I Starved a high priority job causing delayed transactions
tldr; I split a long running job into smaller jobs but due to lack of proper prioritization of the jobs newly created numerous jobs starved the more important jobs.
The Big Background Job
We had a long running daily job. It would take 3-4 hours and we were fine with it since it was a background thing and we would run it at midnight. As the product grew and scaled we started to notice that it became longer and longer, 8-9 hours. Any machine restarts (autoscale events, cluster events,deployments) etc would cause the job to be not acked and the whole thing would run from the beginning again which was bad:
- duplicate work (although it was idempotent)
- waste of time and resource
- actual job involved doing some api calls to external vendors and it was expensive
Splitting
So I split the big job into smaller ones.
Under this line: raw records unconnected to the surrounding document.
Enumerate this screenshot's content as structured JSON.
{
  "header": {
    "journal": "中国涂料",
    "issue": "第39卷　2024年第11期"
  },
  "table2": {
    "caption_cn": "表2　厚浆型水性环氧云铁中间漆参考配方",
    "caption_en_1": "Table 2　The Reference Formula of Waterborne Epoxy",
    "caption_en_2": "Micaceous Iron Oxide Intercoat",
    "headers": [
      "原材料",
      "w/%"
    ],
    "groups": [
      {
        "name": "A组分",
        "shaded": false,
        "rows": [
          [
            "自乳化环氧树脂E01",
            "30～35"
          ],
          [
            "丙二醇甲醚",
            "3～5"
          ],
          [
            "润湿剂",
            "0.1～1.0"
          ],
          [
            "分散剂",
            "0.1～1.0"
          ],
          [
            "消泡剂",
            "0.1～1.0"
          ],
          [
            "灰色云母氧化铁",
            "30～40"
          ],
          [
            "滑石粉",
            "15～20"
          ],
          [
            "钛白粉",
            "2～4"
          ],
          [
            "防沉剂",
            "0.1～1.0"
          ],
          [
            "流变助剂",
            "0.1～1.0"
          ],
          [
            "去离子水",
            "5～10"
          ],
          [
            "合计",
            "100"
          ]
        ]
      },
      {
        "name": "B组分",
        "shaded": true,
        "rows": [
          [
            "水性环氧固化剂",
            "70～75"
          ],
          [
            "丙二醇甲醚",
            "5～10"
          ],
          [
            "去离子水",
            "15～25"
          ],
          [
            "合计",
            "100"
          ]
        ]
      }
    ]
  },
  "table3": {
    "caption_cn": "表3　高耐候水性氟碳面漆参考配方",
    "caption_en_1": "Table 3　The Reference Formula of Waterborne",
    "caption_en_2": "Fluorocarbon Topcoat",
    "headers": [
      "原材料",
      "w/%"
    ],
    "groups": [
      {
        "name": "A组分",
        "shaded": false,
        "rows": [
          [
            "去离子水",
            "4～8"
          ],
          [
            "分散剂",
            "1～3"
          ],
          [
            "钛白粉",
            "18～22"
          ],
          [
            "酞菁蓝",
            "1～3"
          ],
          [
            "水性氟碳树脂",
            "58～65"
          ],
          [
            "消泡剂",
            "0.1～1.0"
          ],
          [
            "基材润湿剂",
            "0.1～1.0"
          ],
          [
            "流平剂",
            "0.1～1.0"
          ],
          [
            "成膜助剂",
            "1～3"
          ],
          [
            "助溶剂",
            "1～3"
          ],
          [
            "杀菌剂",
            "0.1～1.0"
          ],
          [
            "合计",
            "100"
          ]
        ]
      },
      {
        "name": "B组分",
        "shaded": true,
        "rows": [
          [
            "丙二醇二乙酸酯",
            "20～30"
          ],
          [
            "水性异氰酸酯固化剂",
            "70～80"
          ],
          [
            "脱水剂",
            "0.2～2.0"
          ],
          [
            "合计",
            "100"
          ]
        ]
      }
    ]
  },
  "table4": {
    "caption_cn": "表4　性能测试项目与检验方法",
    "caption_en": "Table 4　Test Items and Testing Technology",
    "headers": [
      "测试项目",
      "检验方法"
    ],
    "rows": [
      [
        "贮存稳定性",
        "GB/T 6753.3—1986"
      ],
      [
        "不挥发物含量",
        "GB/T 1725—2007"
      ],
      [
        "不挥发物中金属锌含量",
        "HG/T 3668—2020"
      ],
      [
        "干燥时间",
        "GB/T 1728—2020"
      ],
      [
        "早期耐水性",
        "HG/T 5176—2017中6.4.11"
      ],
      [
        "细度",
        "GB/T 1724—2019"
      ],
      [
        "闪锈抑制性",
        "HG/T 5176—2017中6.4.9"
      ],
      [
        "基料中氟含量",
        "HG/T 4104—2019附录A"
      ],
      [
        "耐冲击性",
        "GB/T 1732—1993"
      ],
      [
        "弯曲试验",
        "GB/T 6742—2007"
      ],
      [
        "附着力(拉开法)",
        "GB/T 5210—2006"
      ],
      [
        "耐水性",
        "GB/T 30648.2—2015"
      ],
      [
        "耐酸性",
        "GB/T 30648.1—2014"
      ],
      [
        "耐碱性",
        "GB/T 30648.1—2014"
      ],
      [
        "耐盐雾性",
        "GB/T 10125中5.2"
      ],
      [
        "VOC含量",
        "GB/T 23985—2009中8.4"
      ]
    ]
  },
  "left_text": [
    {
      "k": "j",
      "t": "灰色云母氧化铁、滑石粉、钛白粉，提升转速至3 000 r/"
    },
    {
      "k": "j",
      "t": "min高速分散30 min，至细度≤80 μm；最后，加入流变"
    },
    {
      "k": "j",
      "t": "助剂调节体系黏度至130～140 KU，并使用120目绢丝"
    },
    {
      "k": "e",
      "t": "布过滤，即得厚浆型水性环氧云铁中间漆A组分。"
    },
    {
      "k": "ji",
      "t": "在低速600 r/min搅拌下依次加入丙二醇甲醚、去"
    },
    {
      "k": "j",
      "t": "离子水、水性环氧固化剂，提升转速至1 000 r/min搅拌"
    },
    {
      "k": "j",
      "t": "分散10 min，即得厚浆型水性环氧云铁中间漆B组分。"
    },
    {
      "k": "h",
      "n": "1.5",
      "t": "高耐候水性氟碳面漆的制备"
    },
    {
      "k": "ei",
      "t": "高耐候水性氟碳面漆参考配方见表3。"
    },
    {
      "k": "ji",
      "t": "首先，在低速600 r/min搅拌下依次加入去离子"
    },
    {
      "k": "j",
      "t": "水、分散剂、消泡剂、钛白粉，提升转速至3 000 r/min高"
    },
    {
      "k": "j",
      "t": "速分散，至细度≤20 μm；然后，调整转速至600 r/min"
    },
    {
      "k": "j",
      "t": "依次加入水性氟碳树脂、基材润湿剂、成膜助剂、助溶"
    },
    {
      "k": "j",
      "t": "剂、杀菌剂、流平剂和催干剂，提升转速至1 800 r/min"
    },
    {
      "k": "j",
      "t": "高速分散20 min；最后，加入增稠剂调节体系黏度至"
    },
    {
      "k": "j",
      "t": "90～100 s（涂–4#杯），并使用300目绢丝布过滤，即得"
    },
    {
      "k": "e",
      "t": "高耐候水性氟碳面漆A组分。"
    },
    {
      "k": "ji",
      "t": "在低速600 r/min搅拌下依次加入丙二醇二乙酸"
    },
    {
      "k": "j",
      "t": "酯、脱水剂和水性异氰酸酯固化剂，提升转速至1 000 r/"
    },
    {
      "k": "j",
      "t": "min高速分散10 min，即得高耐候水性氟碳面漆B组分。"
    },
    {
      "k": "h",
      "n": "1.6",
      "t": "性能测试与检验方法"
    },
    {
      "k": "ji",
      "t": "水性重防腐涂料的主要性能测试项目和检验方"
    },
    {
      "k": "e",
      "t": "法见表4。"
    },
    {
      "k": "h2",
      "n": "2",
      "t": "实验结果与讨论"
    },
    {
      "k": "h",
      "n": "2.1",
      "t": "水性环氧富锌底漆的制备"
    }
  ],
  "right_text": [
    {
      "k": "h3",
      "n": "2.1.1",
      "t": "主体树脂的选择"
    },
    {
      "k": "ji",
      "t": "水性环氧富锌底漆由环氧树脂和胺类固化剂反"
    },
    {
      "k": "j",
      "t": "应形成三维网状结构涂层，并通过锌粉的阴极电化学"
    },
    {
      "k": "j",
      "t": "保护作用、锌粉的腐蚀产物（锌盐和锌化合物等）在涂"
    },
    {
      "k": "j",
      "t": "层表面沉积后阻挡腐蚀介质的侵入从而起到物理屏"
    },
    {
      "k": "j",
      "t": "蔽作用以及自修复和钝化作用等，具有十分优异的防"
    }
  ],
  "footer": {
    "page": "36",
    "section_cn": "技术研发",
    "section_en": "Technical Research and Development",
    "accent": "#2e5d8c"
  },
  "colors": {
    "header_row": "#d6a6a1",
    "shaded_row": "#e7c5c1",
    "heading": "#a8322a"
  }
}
Job A would start and spawn ’n’ smaller jobs enqueue them and exit. Job A would finish in minutes. Since smaller jobs by themselves finished quickly any restart was also not a major problem now.
But we started to notice that higher priority job (we had asynchronous flow for major transaction events) started getting starved. What happend was the smaller jobs inherited (programmatic error of copy paste) priority of the big job. (We quickly noticed this because we were monitoring queue length and also some business metric regarding transactions)
Solution
We deployed a fix with the right set of priorities for the job. (smaller background jobs got assigned a much lower priority)
We manually retried the bunch that were still in the queue.